Why We Use Go — We use Go because it’s boring. Previously, we worked almost exclusively with Python, and after a certain point, it becomes a nightmare. You can bend Python to your will. You can hack it, you can monkey patch it, and you can write remarkably expressive, terse code. It’s also remarkably difficult to maintain and slow.
Unfortunately We Have Renewed Our ICANN Accreditation — You can thank ICANN for this policy, because if it were up to us, and you tasked us with coming up with the most idiotic, damaging, phish-friendly, disaster-prone policy that accomplishes less than nothing and is utterly pointless, I question whether we would have been able to pull it off at this level.
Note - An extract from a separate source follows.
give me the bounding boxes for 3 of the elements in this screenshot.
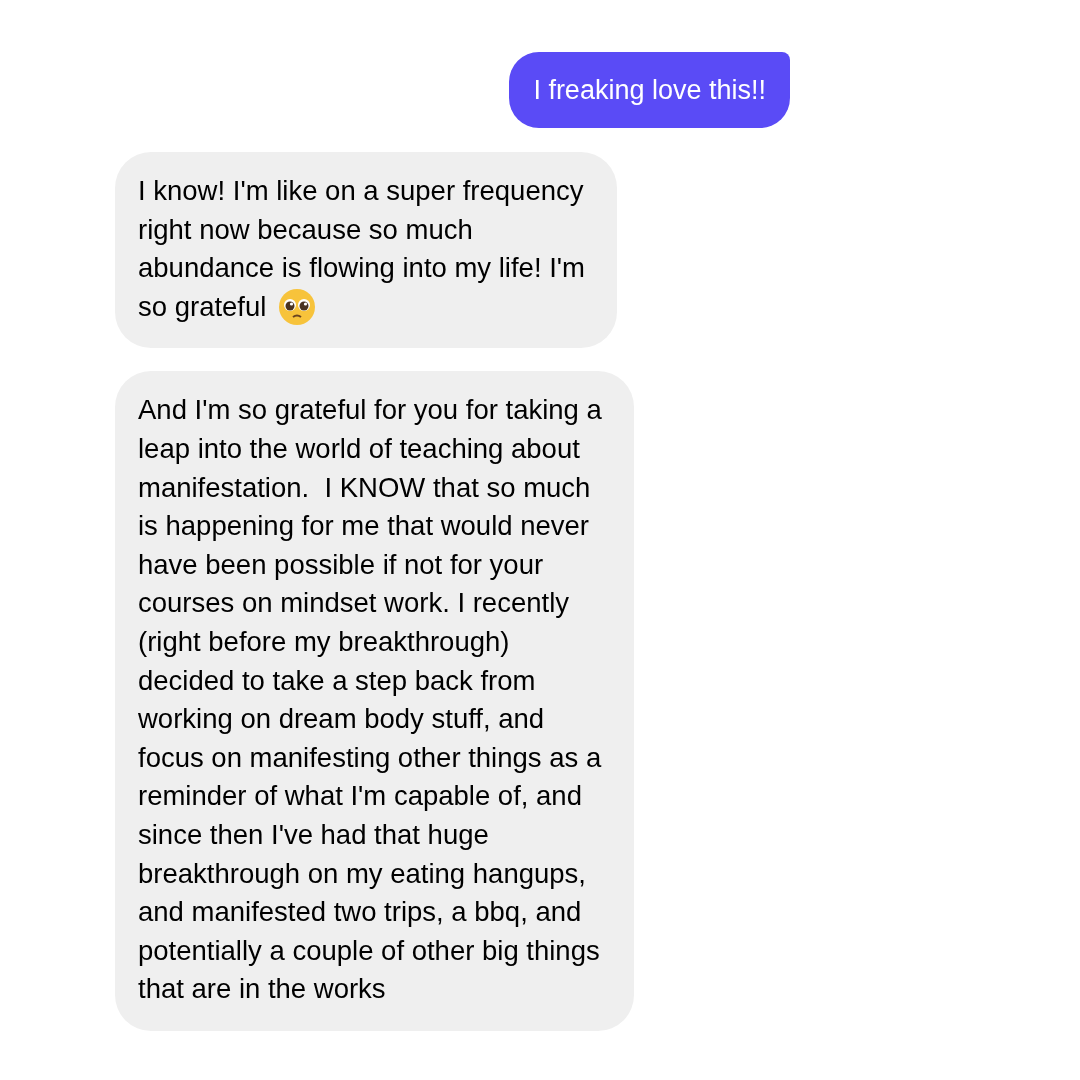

We’re simply out of our league here.
Rise of the Robots and Shadow Work (NY Times) — In “Rise of the Robots,” Ford argues that a society based on luxury consumption by a tiny elite is not economically viable. More to the point, it is not biologically viable. Humans, unlike robots, need food, health care and the sense of usefulness often supplied by jobs or other forms of work. Two thought-provoking and related books about the potential futures as a result of technology-driven change.
Time Lapse Mining from Internet Photos (PDF) — First, we cluster 86 million photos into landmarks and popular viewpoints. Then, we sort the photos by date and warp each photo onto a common viewpoint. Finally, we stabilize the appearance of the sequence to compensate for lighting effects and minimize flicker. Our resulting time-lapses show diverse changes in the world’s most popular sites, like glaciers shrinking, skyscrapers being constructed, and waterfalls changing course.
Git Repository of CS Papers — The intention here is to both provide myself with backups and easy access to papers, while also collecting a repository of links so that people can always find the paper they are looking for. Pull the repo and you’ll never be short of airplane/bedtime reading.
Software For Reproducible Science — This quality is indeed central to doing science with code. What good is a data analysis pipeline if it crashes when I fiddle with the data? How can I draw conclusions from simulations if I cannot change their parameters? As soon as I need trust in code supporting a scientific finding, I find myself tinkering with its input, and often breaking it. Good scientific code is code that can be reused, that can lead to large-scale experiments validating its underlying assumptions.